Наутро Генка встал с чувством непоправимой беды. Что это он наболтал вчера вечером? Теперь Сима и знать его не захочет. И вечно у него так: ляпнет что попало, потом не расхлебать.
Когда он по лестнице слезал с сеновала, увидел ее в саду выбирающей спелую смородину. Она тоже увидела его, позвала, протянула банку с ягодами:
— Еще не ел, поди, в этом году.
Генка обрадовался, что Сима забыла ночную ссору, взял и стал прямо из банки сыпать себе в рот смородину, скользкие от росы ягоды катились за ворот, падали на землю. Сима смеялась, а Генка делал вид, что никак не может ни одной ягоды поймать в рот. Незаметно пролетел последний день. Опять ходили на ферму. И Генка с удивлением заметил, что Сима любит своих поросят. Вот как другие, например, любят щенят или котят… Всем у нее находились какие-то смешные, ласковые клички: Мурзилка, Огонек, Ленивец, Копытик. Одного розового поросенка она поймала на руки, когда тот лез кусаться к своим братьям, и стала ему выговаривать. Поросенок тыкался ей в шею своим любопытным пятачком, и хвостик закорючкой крутился у него безостановочно, как у настоящего щенка.
— Не подлизывайся, — ворчала Сима и легонько подшлепывала его.
Поросенок вырвался и помчался за коротконогим увальнем.
— Задиристый какой, — засмеялся Генка.
— А ему иначе нельзя. У него имя такое — Задира.
— Да ну? — поразился Генка. — А это кто? — попробовал угадать он. — Ленивец?

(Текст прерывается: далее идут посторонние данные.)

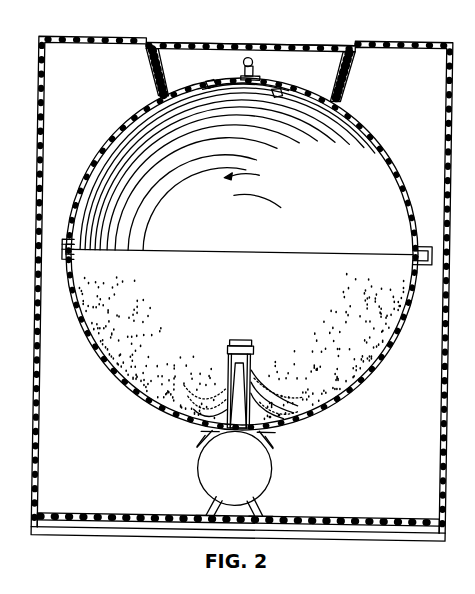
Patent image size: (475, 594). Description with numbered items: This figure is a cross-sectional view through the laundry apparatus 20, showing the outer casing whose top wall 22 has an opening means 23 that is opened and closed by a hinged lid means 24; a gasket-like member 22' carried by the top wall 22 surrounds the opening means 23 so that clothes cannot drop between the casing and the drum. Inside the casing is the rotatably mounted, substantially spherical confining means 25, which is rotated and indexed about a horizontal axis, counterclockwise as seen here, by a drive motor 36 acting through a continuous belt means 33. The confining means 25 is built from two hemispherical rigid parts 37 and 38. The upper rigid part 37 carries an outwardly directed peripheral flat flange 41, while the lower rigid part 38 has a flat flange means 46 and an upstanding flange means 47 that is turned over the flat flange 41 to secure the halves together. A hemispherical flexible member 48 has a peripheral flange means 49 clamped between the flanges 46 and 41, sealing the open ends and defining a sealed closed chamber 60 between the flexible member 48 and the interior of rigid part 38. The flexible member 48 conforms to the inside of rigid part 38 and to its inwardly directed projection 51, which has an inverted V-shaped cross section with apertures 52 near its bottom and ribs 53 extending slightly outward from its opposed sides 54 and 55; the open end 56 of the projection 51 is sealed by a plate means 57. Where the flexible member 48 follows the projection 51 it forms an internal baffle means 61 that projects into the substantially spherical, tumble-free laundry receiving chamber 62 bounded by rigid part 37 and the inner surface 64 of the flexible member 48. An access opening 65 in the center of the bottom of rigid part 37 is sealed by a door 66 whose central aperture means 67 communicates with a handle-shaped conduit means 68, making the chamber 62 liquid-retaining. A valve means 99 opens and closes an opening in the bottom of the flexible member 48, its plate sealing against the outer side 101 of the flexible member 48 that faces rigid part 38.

The laundry apparatus 20 is at (76, 30).
The top wall 22 is at (242, 276).
The gasket-like member 22' is at (229, 75).
The opening means 23 is at (200, 44).
The lid means 24 is at (277, 42).
The spherical confining means 25 is at (108, 140).
The continuous belt means 33 is at (272, 443).
The drive motor 36 is at (254, 483).
The hemispherical rigid part 37 is at (393, 165).
The hemispherical rigid part 38 is at (350, 388).
The peripheral flat flange 41 is at (62, 237).
The flat flange means 46 is at (58, 262).
The upstanding flange means 47 is at (55, 243).
The flexible member 48 is at (383, 307).
The peripheral flange means 49 is at (55, 253).
The projection 51 is at (254, 368).
The apertures 52 is at (267, 397).
The ribs 53 is at (277, 407).
The side of projection 54 is at (228, 374).
The side of projection 55 is at (258, 383).
The open end of projection 56 is at (238, 420).
The plate means 57 is at (277, 428).
The sealed closed chamber 60 is at (212, 441).
The internal baffle means 61 is at (255, 348).
The laundry receiving chamber 62 is at (360, 163).
The inner surface of flexible member 64 is at (104, 345).
The access opening 65 is at (274, 92).
The door 66 is at (209, 83).
The central aperture means 67 is at (250, 82).
The conduit means 68 is at (246, 57).
The valve means 99 is at (240, 341).
The outer side of flexible member 101 is at (202, 430).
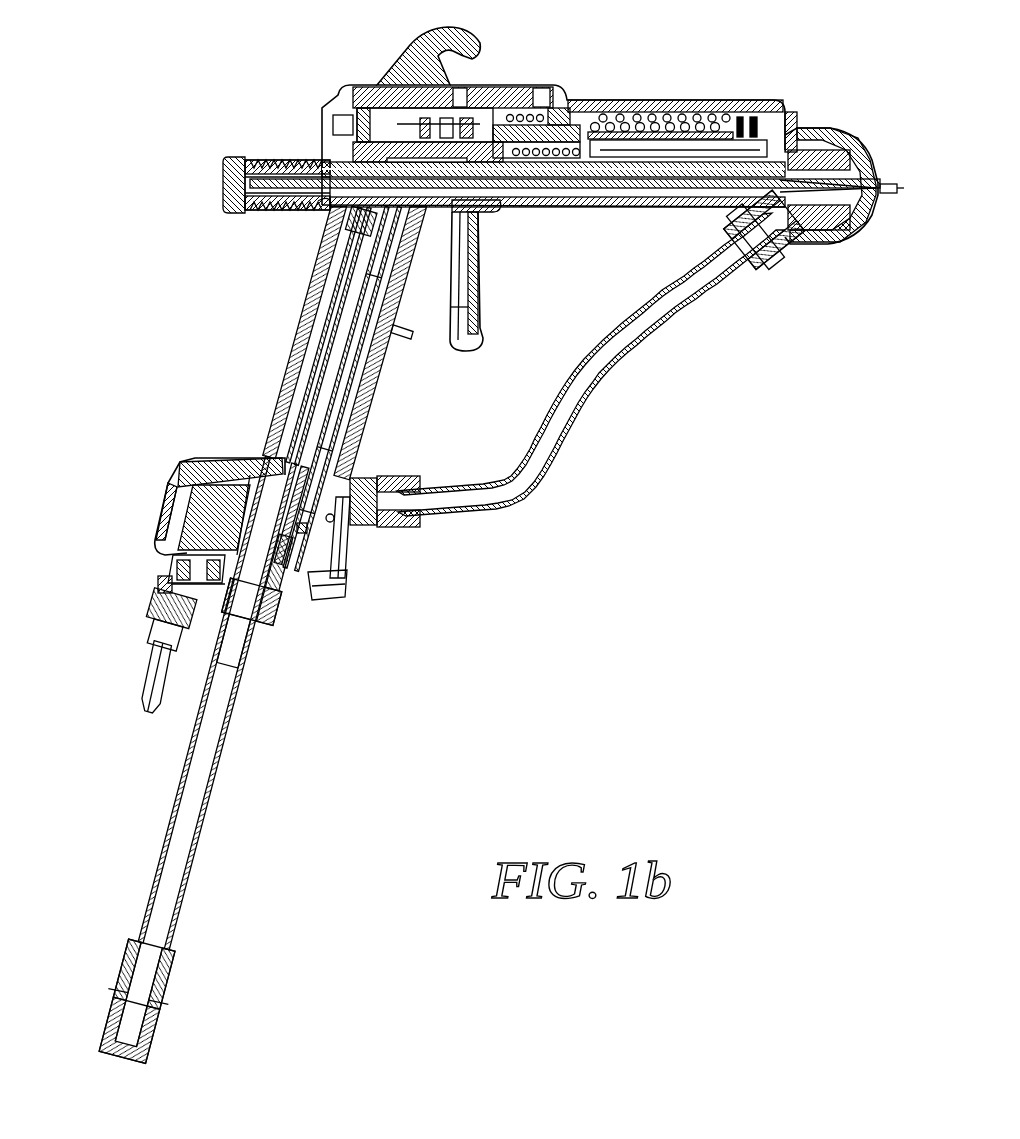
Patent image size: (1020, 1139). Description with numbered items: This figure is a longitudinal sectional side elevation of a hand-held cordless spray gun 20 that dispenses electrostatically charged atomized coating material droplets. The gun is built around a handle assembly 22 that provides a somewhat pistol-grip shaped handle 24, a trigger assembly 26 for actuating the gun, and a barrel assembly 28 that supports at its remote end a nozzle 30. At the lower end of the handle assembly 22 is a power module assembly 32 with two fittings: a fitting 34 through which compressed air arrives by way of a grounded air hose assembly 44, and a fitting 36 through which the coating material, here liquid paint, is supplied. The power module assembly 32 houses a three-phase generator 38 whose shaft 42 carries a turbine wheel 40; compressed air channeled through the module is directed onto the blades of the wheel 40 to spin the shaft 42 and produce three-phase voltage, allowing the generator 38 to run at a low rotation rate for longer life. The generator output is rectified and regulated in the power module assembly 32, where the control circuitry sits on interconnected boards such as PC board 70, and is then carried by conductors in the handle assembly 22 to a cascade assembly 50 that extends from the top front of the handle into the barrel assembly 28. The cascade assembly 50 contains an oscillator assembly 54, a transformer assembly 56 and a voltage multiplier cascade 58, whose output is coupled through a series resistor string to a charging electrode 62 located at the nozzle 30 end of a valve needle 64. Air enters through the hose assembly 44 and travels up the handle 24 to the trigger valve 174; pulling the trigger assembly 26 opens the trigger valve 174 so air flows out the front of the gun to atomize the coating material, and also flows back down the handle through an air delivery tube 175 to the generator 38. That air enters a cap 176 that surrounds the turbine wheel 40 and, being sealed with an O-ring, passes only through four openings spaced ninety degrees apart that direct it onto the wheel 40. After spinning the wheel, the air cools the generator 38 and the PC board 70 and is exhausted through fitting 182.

The hand-held cordless spray gun 20 is at (627, 513).
The handle assembly 22 is at (264, 623).
The handle 24 is at (283, 380).
The trigger assembly 26 is at (497, 258).
The barrel assembly 28 is at (563, 175).
The nozzle 30 is at (842, 190).
The power module assembly 32 is at (234, 560).
The fitting 34 is at (280, 597).
The fitting 36 is at (347, 593).
The three-phase generator 38 is at (175, 517).
The turbine wheel 40 is at (160, 568).
The shaft 42 is at (157, 580).
The grounded air hose assembly 44 is at (239, 631).
The cascade assembly 50 is at (750, 100).
The oscillator assembly 54 is at (482, 122).
The transformer assembly 56 is at (572, 115).
The voltage multiplier cascade 58 is at (693, 112).
The charging electrode 62 is at (897, 194).
The valve needle 64 is at (683, 205).
The PC board 70 is at (243, 463).
The trigger valve 174 is at (357, 213).
The air delivery tube 175 is at (336, 418).
The cap 176 is at (160, 637).
The fitting 182 is at (155, 683).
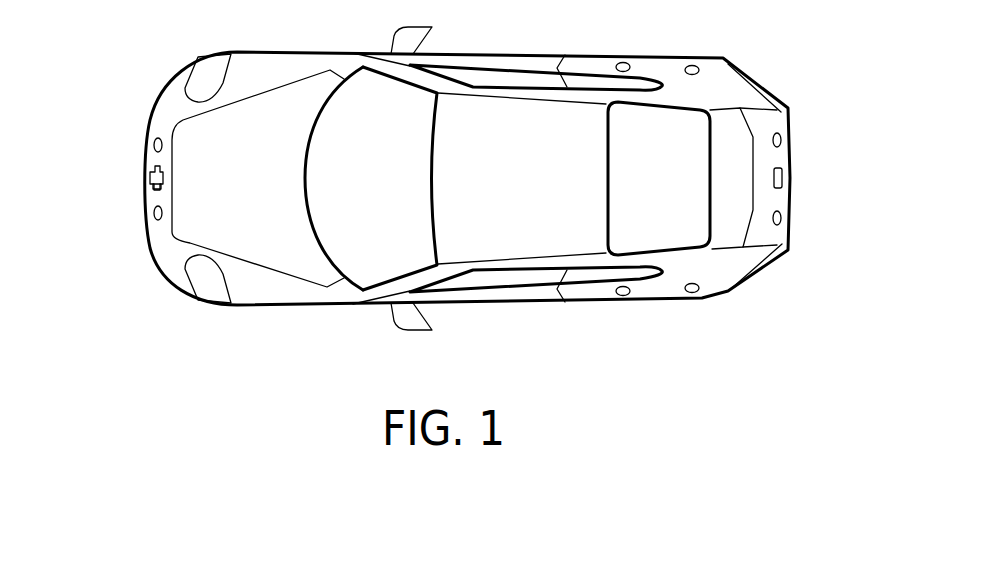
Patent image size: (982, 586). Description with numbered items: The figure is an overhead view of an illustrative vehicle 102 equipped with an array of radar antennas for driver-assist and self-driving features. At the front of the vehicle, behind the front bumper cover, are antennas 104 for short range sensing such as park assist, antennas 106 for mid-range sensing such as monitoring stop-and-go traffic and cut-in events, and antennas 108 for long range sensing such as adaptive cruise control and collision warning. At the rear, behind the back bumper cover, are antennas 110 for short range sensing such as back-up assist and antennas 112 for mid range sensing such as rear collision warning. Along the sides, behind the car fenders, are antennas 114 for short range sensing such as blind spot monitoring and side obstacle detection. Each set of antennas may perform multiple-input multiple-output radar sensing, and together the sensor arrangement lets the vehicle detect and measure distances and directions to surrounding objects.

The vehicle 102 is at (302, 307).
The antennas for short range sensing 104 is at (153, 146).
The antennas for mid-range sensing 106 is at (150, 185).
The antennas for long range sensing 108 is at (150, 175).
The antennas for short range sensing 110 is at (784, 139).
The antennas for mid range sensing 112 is at (784, 177).
The antennas for short range sensing 114 is at (627, 62).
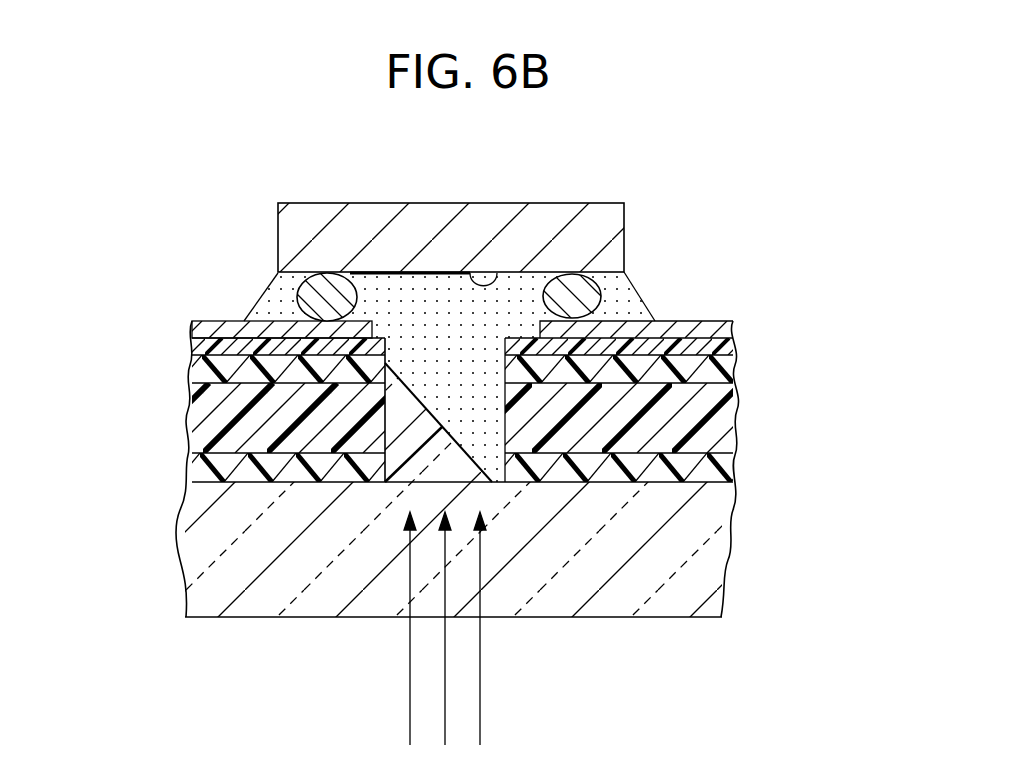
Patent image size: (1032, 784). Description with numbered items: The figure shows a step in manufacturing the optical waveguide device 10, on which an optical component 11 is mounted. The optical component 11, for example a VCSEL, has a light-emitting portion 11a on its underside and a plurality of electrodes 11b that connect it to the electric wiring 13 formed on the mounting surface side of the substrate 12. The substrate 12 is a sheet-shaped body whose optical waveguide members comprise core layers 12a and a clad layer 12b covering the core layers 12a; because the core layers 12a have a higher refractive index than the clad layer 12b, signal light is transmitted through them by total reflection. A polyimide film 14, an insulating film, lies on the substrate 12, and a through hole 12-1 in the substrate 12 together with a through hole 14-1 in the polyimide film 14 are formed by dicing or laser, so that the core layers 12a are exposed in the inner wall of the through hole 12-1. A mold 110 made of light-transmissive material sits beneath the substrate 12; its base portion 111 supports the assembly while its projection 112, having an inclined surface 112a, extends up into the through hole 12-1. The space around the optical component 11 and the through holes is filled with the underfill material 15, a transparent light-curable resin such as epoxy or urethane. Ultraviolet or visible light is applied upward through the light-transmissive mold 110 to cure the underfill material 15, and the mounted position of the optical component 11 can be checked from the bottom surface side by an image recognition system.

The optical waveguide device 10 is at (160, 445).
The optical component 11 is at (625, 220).
The light-emitting portion 11a is at (498, 274).
The electrodes 11b is at (300, 292).
The substrate 12 is at (857, 363).
The core layers 12a is at (697, 448).
The clad layer 12b is at (690, 455).
The through hole 12-1 is at (392, 441).
The electric wiring 13 is at (190, 321).
The polyimide film 14 is at (182, 348).
The through hole 14-1 is at (505, 342).
The underfill material 15 is at (270, 273).
The mold 110 is at (162, 562).
The base portion 111 is at (668, 603).
The projection 112 is at (393, 420).
The inclined surface 112a is at (451, 426).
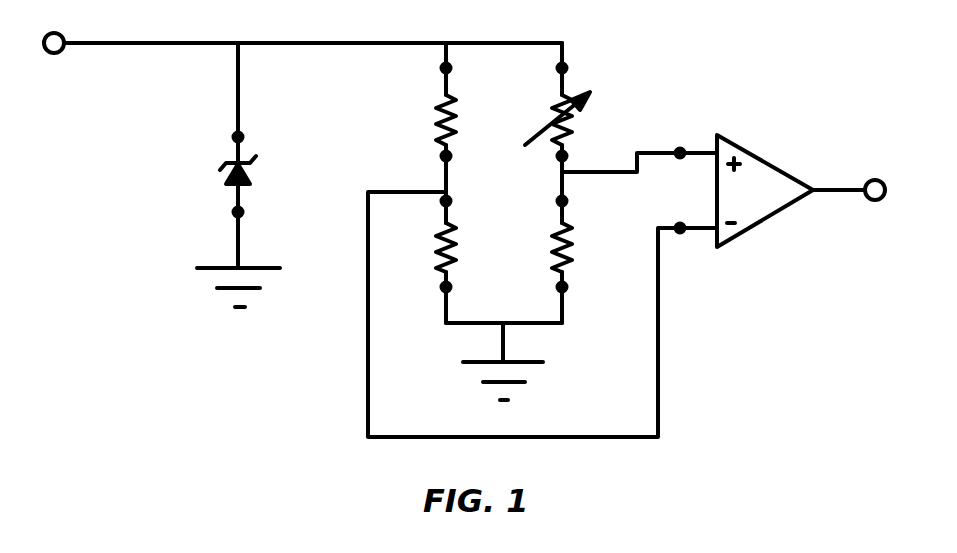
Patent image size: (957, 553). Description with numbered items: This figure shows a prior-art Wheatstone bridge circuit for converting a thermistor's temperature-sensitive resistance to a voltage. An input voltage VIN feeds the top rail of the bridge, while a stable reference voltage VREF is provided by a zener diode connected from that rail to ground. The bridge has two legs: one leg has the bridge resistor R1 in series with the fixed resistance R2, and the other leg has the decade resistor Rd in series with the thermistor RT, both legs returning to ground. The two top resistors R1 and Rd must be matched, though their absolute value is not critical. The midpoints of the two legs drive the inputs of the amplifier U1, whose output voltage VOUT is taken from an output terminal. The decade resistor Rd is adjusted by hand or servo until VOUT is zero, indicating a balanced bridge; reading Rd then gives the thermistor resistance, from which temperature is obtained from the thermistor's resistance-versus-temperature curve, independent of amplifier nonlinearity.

The input voltage VIN is at (75, 26).
The stable reference voltage VREF is at (206, 175).
The bridge resistor R1 is at (425, 118).
The fixed resistance R2 is at (422, 258).
The decade resistor Rd is at (569, 118).
The thermistor RT is at (582, 258).
The amplifier U1 is at (765, 191).
The output voltage VOUT is at (844, 167).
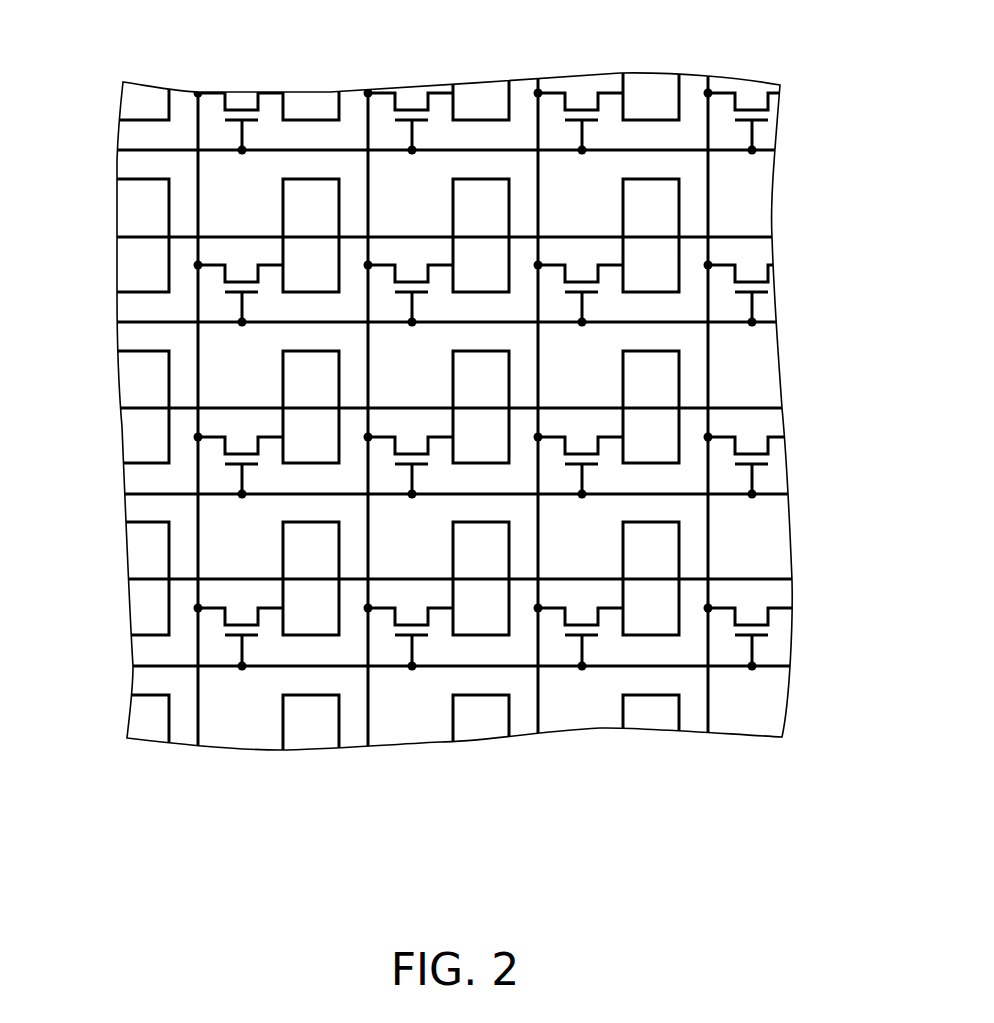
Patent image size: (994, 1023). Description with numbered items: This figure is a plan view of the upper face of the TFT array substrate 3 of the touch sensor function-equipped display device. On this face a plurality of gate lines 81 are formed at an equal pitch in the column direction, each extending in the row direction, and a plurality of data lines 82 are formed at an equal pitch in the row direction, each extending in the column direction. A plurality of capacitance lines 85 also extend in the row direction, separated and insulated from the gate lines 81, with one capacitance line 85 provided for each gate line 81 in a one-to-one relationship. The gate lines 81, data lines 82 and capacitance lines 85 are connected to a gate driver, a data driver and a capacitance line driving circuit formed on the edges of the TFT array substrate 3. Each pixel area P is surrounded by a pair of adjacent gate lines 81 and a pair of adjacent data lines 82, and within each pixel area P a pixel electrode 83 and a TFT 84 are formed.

The TFT array substrate 3 is at (754, 68).
The gate line 81 is at (150, 150).
The data line 82 is at (197, 106).
The pixel electrode 83 is at (485, 195).
The TFT 84 is at (405, 247).
The capacitance line 85 is at (756, 237).
The pixel area P is at (693, 397).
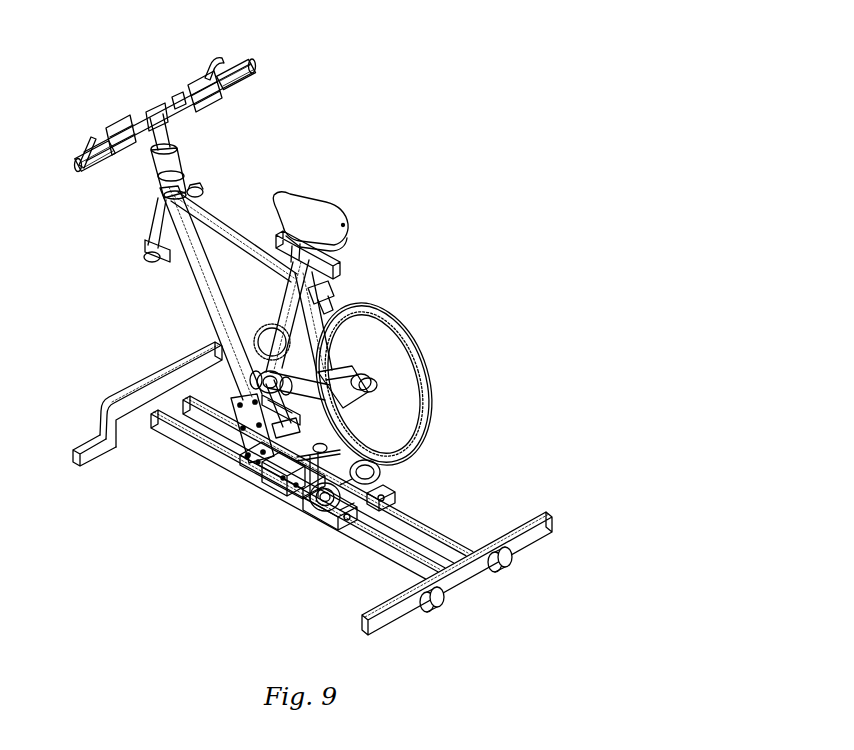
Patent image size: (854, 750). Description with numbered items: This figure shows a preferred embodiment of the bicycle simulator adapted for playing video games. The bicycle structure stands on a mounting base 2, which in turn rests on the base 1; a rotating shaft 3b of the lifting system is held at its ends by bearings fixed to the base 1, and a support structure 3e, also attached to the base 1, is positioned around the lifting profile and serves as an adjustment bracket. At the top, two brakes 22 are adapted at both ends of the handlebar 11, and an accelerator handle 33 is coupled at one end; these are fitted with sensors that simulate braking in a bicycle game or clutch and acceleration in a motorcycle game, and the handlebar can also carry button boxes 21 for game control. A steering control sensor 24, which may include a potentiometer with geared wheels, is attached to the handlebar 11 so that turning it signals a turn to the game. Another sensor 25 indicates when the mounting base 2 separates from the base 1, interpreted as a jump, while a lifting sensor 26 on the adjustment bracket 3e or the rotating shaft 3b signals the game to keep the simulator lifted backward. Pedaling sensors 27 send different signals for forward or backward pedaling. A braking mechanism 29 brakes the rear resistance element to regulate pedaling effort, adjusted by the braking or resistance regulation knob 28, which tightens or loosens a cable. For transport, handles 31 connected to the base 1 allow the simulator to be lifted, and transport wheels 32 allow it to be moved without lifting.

The base 1 is at (362, 550).
The mounting base 2 is at (243, 444).
The rotating shaft 3b is at (323, 512).
The support structure 3e is at (300, 490).
The handlebar 11 is at (157, 107).
The button boxes 21 is at (115, 127).
The brakes 22 is at (93, 143).
The steering control sensor 24 is at (193, 173).
The sensor 25 is at (240, 468).
The lifting sensor 26 is at (285, 497).
The pedaling sensors 27 is at (312, 372).
The braking or resistance regulation knob 28 is at (207, 192).
The braking mechanism 29 is at (327, 293).
The handles 31 is at (148, 370).
The transport wheels 32 is at (438, 608).
The accelerator handle 33 is at (240, 63).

— Что ты, какой ленивец. Не видишь — слабенький он, потому и лежит. Сегодня пойдем в лес, я ему опять лекарства соберу.
— Какого лекарства?
— Травы. Думали, не выживет, а вот попил несколько дней, и уже ничего, гулять выпускаем.
Ходили в лес, собирали «лекарство» поросенку. Это была перистая травка, которую Сима называла гусиными лапками. Из нее Сима, оказывается, делала отвар и поила им поросенка.
— Откуда ты это узнала?
— Кузьминична научила. Она все травы знает.
— Не нравится мне эта бабка.
— Ох ты какой скорый, — удивилась Сима. — Кузьминична ему не нравится! Да добрее ее человека не сыщешь. Федю, отца твоего, от слепоты вылечила в войну. Слепнуть он начал, а тут немцы, врачей нет. Из других деревень и то к ней приходили.
— А чего она говорит, я на отца не похож?
— На Федора-то? Не знаю, мне год всего был, как он уехал, но говорят…
— Что говорят?
— Жалеют все, что уехал. Работник был золотой. Мальчонкой еще был вроде тебя, все умел, всякие машины правил, на работу везде первый, просить не надо.
Они шли по дороге, протоптанной среди высокой кудрявой конопли. И хотя солнце еще не село и небо на западе полыхало пожаром, здесь было таинственно-сумрачно, чуть-чуть страшновато и как-то по-особенному хорошо.